Salir para dar vida

Una Iglesia reducida a «museo» no funciona, ni tampoco una estructura con «un organigrama perfecto», donde está «todo en orden, todo limpio» pero «falta alegría, falta fiesta, falta paz». El punto de partida para la reflexión del Pontífice fue la primera lectura de la liturgia del día, en la que el profeta Isaías (40, 1-11) anuncia el consuelo de Dios para Israel. Esta promesa profética atraviesa toda la historia y llega hasta nosotros. Pero ¿cuándo se realiza en la Iglesia?

Del mismo modo, nace así «la alegría de salir para buscar a los hermanos y hermanas que están alejados: esta es la alegría de la Iglesia». Es precisamente entonces que la Iglesia «se convierte en madre, llega a ser fecunda». Por el contrario, advirtió el Pontífice, cuando la Iglesia «no hace esto», entonces «se frena a sí misma, se cierra en sí misma», aunque «quizá está bien organizada». Y de este modo se convierte en «una Iglesia desalentada, ansiosa, triste, una Iglesia que tiene más de solterona que de madre; y esta Iglesia no funciona, es una Iglesia de museo».

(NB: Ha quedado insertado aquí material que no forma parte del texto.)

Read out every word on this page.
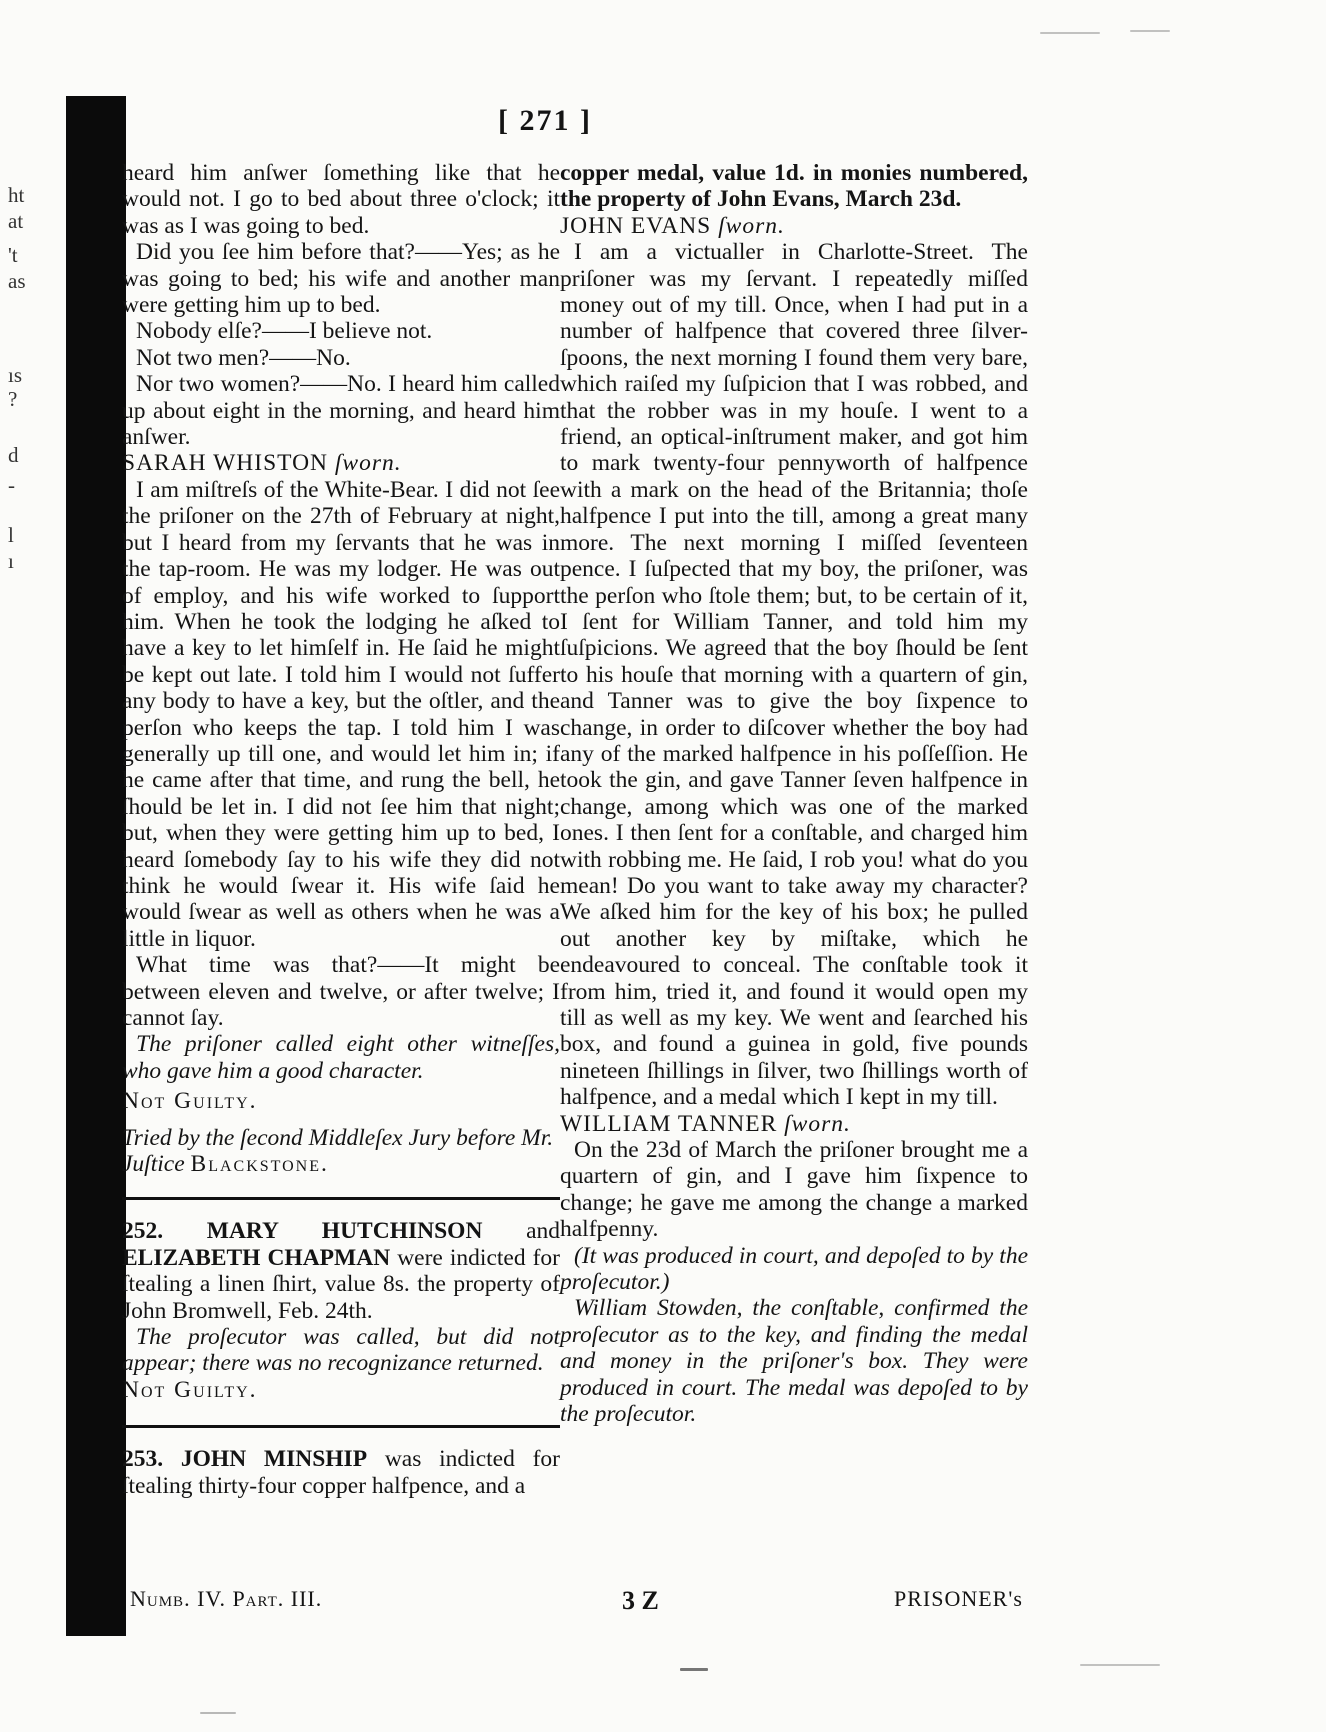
ht
at
't
as
ıs
?
d
-
l
ı
[ 271 ]

heard him anſwer ſomething like that he would not. I go to bed about three o'clock; it was as I was going to bed.

Did you ſee him before that?——Yes; as he was going to bed; his wife and another man were getting him up to bed.

Nobody elſe?——I believe not.

Not two men?——No.

Nor two women?——No. I heard him called up about eight in the morning, and heard him anſwer.

SARAH WHISTON ſworn.

I am miſtreſs of the White-Bear. I did not ſee the priſoner on the 27th of February at night, but I heard from my ſervants that he was in the tap-room. He was my lodger. He was out of employ, and his wife worked to ſupport him. When he took the lodging he aſked to have a key to let himſelf in. He ſaid he might be kept out late. I told him I would not ſuffer any body to have a key, but the oſtler, and the perſon who keeps the tap. I told him I was generally up till one, and would let him in; if he came after that time, and rung the bell, he ſhould be let in. I did not ſee him that night; but, when they were getting him up to bed, I heard ſomebody ſay to his wife they did not think he would ſwear it. His wife ſaid he would ſwear as well as others when he was a little in liquor.

What time was that?——It might be between eleven and twelve, or after twelve; I cannot ſay.

The priſoner called eight other witneſſes, who gave him a good character.

Not Guilty.

Tried by the ſecond Middleſex Jury before Mr.

Juſtice Blackstone.

252. MARY HUTCHINSON and ELIZABETH CHAPMAN were indicted for ſtealing a linen ſhirt, value 8s. the property of John Bromwell, Feb. 24th.

The proſecutor was called, but did not appear; there was no recognizance returned.

Not Guilty.

253. JOHN MINSHIP was indicted for ſtealing thirty-four copper halfpence, and a

copper medal, value 1d. in monies numbered, the property of John Evans, March 23d.

JOHN EVANS ſworn.

I am a victualler in Charlotte-Street. The priſoner was my ſervant. I repeatedly miſſed money out of my till. Once, when I had put in a number of halfpence that covered three ſilver-ſpoons, the next morning I found them very bare, which raiſed my ſuſpicion that I was robbed, and that the robber was in my houſe. I went to a friend, an optical-inſtrument maker, and got him to mark twenty-four pennyworth of halfpence with a mark on the head of the Britannia; thoſe halfpence I put into the till, among a great many more. The next morning I miſſed ſeventeen pence. I ſuſpected that my boy, the priſoner, was the perſon who ſtole them; but, to be certain of it, I ſent for William Tanner, and told him my ſuſpicions. We agreed that the boy ſhould be ſent to his houſe that morning with a quartern of gin, and Tanner was to give the boy ſixpence to change, in order to diſcover whether the boy had any of the marked halfpence in his poſſeſſion. He took the gin, and gave Tanner ſeven halfpence in change, among which was one of the marked ones. I then ſent for a conſtable, and charged him with robbing me. He ſaid, I rob you! what do you mean! Do you want to take away my character? We aſked him for the key of his box; he pulled out another key by miſtake, which he endeavoured to conceal. The conſtable took it from him, tried it, and found it would open my till as well as my key. We went and ſearched his box, and found a guinea in gold, five pounds nineteen ſhillings in ſilver, two ſhillings worth of halfpence, and a medal which I kept in my till.

WILLIAM TANNER ſworn.

On the 23d of March the priſoner brought me a quartern of gin, and I gave him ſixpence to change; he gave me among the change a marked halfpenny.

(It was produced in court, and depoſed to by the proſecutor.)

William Stowden, the conſtable, confirmed the proſecutor as to the key, and finding the medal and money in the priſoner's box. They were produced in court. The medal was depoſed to by the proſecutor.

Numb. IV. Part. III.	3 Z	PRISONER's
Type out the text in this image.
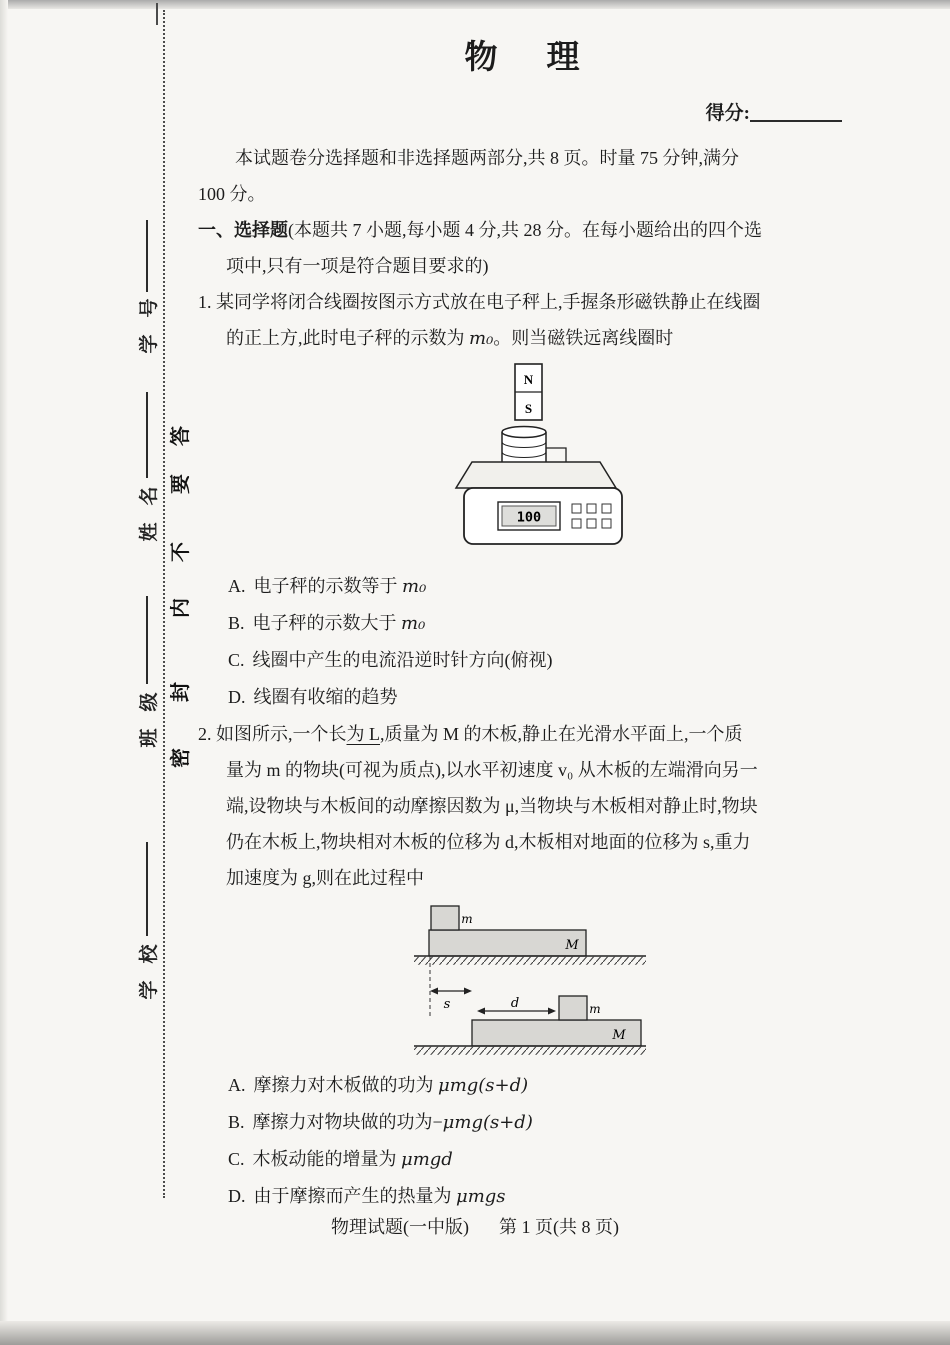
号
学
名
姓
级
班
校
学
答
要
不
内
封
密
物　理
得分:
本试题卷分选择题和非选择题两部分,共 8 页。时量 75 分钟,满分
100 分。
一、选择题(本题共 7 小题,每小题 4 分,共 28 分。在每小题给出的四个选
项中,只有一项是符合题目要求的)
1. 某同学将闭合线圈按图示方式放在电子秤上,手握条形磁铁静止在线圈
的正上方,此时电子秤的示数为 m₀。则当磁铁远离线圈时
N
S
100
A. 电子秤的示数等于 m₀
B. 电子秤的示数大于 m₀
C. 线圈中产生的电流沿逆时针方向(俯视)
D. 线圈有收缩的趋势
2. 如图所示,一个长为 L,质量为 M 的木板,静止在光滑水平面上,一个质
量为 m 的物块(可视为质点),以水平初速度 v₀ 从木板的左端滑向另一
端,设物块与木板间的动摩擦因数为 μ,当物块与木板相对静止时,物块
仍在木板上,物块相对木板的位移为 d,木板相对地面的位移为 s,重力
加速度为 g,则在此过程中
M
m
s	d
M
m
A. 摩擦力对木板做的功为 μmg(s+d)
B. 摩擦力对物块做的功为−μmg(s+d)
C. 木板动能的增量为 μmgd
D. 由于摩擦而产生的热量为 μmgs
物理试题(一中版) 第 1 页(共 8 页)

Al final del pasaje de Isaías retoma la imagen del pastor que «apacienta el rebaño, reúne con su brazo a los corderos y los lleva sobre el pecho; cuida él mismo a las ovejas que crían». Esta es «la alegría de la Iglesia: salir de sí misma y ser fecunda». Como en el tiempo de Israel, cuando Isaías proclamaba al pueblo las palabras de consuelo que ofrecía el Señor, así la Iglesia al releer este pasaje se abre a la alegría, recibe fuerza. Porque el pueblo «necesita consolación». La presencia misma del Señor «consuela, siempre consuela o fuerte o débilmente, pero siempre consuela». En efecto, donde está el Señor, «hay consuelo y paz». Incluso en la tribulación, «está esa paz allí, que es la presencia del Señor que consuela».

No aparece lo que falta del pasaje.